Un cadenas sur le coeur

Claire Meunier est une femme prévenante. Elle ne veut nuire à personne et préfère, pour ne pas blesser, ronger son frein en silence. Quelque chose ne tourne pourtant pas rond dans sa famille et cela l’affecte. Elle éprouve des difficultés à trouver sa place entre un père attentif mais effacé, une mère imprévisible, jugée « folle » par son mari et un frère studieux qui ne songe surtout pas à s’émanciper. Elle s’accommode de cette situation, même si ça craque aux entournures, jusqu’au jour où elle apprend que celui qu’elle considère comme son père ne l’est sans doute pas.

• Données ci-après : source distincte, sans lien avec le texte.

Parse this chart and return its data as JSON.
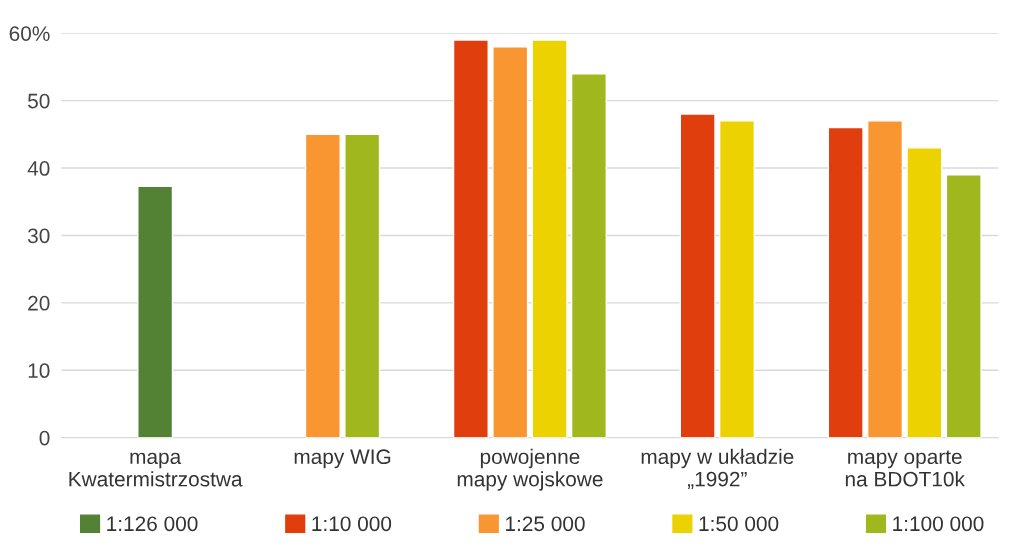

Celle qui le lui avoue est l’une des filles du patron de sa mère, un mythomane extravagant nommé Coquillaud. Les deux familles sont proches. Elles passent leurs vacances ensemble. Les enfants (six d’un côté, deux de l’autre) semblent parfois appartenir à la même fratrie. Leur ressemblance en intrigue même plus d’un. Cette nouvelle décontenance Claire Meunier. Qui n’a, dès lors, qu’une seule obsession en tête : connaître la vérité. En avoir le cœur net. Faire sauter ce cadenas qui la bloque. Qui lui empoissonne l’existence et fait ressurgir ses failles.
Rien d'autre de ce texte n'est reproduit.